キジムナーKids
上原正三氏は、1937年沖縄生まれで、金城哲夫氏に誘われて、円谷プロに属して、ウルトラQなどなどのシナリオライターとして活躍された方です。
金城哲夫といえば、円谷プロの特撮映画ウルトラマンシリーズなどの企画を手がけた沖縄の誇る脚本家。

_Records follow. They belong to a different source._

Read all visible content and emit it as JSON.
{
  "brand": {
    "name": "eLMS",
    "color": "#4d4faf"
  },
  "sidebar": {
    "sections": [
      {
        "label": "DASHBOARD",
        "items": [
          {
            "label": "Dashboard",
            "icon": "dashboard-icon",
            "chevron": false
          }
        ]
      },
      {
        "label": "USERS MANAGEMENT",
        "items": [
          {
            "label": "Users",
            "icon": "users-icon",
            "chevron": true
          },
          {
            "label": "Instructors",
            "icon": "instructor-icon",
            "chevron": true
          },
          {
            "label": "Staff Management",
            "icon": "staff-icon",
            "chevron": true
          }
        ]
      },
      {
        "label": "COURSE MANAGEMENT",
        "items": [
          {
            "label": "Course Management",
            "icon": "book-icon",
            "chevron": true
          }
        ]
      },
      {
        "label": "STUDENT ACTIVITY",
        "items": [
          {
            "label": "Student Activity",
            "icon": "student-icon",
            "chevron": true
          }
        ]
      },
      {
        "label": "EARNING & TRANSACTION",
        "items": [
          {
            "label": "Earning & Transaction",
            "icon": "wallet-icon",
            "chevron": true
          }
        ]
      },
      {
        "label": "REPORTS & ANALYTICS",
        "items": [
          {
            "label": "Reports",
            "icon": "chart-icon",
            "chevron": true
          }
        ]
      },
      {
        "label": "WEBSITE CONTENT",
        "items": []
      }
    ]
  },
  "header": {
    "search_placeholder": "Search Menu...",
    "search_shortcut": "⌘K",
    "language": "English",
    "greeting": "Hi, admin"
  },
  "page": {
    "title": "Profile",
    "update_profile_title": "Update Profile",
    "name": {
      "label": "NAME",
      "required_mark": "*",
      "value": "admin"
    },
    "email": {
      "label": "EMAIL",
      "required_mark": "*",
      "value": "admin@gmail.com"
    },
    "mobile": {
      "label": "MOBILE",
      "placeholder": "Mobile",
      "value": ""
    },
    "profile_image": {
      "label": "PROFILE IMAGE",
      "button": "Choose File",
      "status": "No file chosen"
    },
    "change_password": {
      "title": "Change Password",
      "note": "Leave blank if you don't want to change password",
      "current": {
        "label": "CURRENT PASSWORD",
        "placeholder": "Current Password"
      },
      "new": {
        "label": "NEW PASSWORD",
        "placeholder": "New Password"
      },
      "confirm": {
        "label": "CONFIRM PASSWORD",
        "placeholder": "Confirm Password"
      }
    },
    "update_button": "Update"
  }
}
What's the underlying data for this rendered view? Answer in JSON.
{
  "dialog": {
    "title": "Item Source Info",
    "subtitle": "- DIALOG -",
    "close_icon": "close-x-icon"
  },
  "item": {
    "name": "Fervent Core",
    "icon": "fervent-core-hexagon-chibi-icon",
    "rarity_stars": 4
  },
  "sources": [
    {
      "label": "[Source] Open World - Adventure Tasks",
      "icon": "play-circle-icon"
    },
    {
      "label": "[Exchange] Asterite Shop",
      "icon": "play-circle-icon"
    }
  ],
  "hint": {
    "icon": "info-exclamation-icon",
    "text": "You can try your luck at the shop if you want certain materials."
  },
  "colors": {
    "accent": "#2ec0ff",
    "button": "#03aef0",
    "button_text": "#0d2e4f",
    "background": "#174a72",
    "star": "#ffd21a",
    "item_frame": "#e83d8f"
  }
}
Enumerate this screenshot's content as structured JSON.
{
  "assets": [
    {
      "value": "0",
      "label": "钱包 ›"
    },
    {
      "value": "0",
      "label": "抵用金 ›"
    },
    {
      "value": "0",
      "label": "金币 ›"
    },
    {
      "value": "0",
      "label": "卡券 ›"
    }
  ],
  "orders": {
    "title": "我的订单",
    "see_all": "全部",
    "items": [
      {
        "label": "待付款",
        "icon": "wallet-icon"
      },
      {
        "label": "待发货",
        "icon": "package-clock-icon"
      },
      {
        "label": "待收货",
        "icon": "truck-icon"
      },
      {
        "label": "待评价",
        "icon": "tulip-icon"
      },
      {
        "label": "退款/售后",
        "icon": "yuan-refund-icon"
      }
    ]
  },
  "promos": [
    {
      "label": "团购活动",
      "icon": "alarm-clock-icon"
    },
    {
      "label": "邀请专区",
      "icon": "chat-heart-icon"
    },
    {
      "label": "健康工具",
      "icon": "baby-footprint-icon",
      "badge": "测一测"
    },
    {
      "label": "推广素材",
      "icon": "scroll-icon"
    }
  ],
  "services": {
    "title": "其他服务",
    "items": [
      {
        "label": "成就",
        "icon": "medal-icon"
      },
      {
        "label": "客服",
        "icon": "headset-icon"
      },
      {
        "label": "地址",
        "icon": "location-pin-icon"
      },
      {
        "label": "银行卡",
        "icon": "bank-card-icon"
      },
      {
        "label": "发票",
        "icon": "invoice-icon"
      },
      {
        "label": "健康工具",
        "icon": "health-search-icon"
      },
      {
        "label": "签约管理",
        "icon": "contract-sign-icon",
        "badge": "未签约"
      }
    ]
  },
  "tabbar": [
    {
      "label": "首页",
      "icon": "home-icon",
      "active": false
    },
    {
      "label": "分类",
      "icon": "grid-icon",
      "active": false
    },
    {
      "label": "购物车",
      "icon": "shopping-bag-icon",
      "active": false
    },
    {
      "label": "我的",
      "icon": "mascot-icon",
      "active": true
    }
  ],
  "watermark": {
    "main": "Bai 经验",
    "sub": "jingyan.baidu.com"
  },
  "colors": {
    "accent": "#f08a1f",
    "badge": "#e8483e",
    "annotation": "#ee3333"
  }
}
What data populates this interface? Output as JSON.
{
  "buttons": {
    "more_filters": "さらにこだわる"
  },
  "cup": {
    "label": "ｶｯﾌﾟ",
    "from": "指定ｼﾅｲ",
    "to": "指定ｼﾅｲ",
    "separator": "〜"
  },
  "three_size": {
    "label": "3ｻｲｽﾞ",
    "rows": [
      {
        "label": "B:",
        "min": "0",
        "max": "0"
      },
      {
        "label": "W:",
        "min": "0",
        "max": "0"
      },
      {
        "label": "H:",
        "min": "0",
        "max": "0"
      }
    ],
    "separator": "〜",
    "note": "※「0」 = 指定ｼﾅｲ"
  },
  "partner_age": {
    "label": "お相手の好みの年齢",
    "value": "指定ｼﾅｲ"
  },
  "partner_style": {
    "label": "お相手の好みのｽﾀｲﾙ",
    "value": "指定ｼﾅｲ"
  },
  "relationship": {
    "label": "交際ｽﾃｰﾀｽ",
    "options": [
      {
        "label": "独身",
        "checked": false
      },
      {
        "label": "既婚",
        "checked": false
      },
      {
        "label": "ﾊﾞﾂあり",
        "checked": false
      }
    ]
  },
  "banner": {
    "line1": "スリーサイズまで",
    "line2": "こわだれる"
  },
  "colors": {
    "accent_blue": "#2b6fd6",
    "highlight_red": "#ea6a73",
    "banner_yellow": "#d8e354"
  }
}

上原正三氏の自伝的小説、キジムナーKidsを読んだ。
ハブジロー、ポーポー、ベーグァ、ハナ(ぼく)の4人の小学生中心に、終戦直後の逞しい子供たちの物語だ。
ハブジローはハブ獲りの名人だ。
ポーポーは、右前腕がないけれど、左手だけで逆立ちだってできる。
ベーグァは、絵を描くのが好きで、山羊と赤いチョウチョだけを書き続け、メーェヘェーとしか言葉を発しない。
ぼくはいつも鼻水がタラタラ流れるのでハナー。
洞窟に住む謎のフリムン軍曹やいつも贅沢品を子供達に気前よくあげる謎の少年サンデー。
だんだんと謎が明らかにされていく。
それぞれの子供達の戦時中の出来事が、次第に語られていく。
胸に迫る出来事に目頭が熱くなる。
悲しくて切なくて、挫折と希望が入り混じり、それでも逞しく生きていくしかなかった少年達。
ウチナーグチもところどころに散りばめられている。
アネ、クヌ、ワランチャー、ヤナワワランチャー
(おっ、このガキ共、悪ガキどもー)
本の下段には、ウチナーグチの説明が添えられている。
小学高学年でも、読める内容で、子供達が、本土の学校では決して教えないだろう沖縄の、あの時代のことを知り、現在の沖縄を理解する助けになるようなこの本はとても良い小説だと思った。
何年先かわからないが、いつかおじいちゃんになって、孫でもできたら、この本を送ろう。
大人も子どもも共有できる世界を描いた優れた作品を選ぶと定められている坪田譲治賞受賞作品です。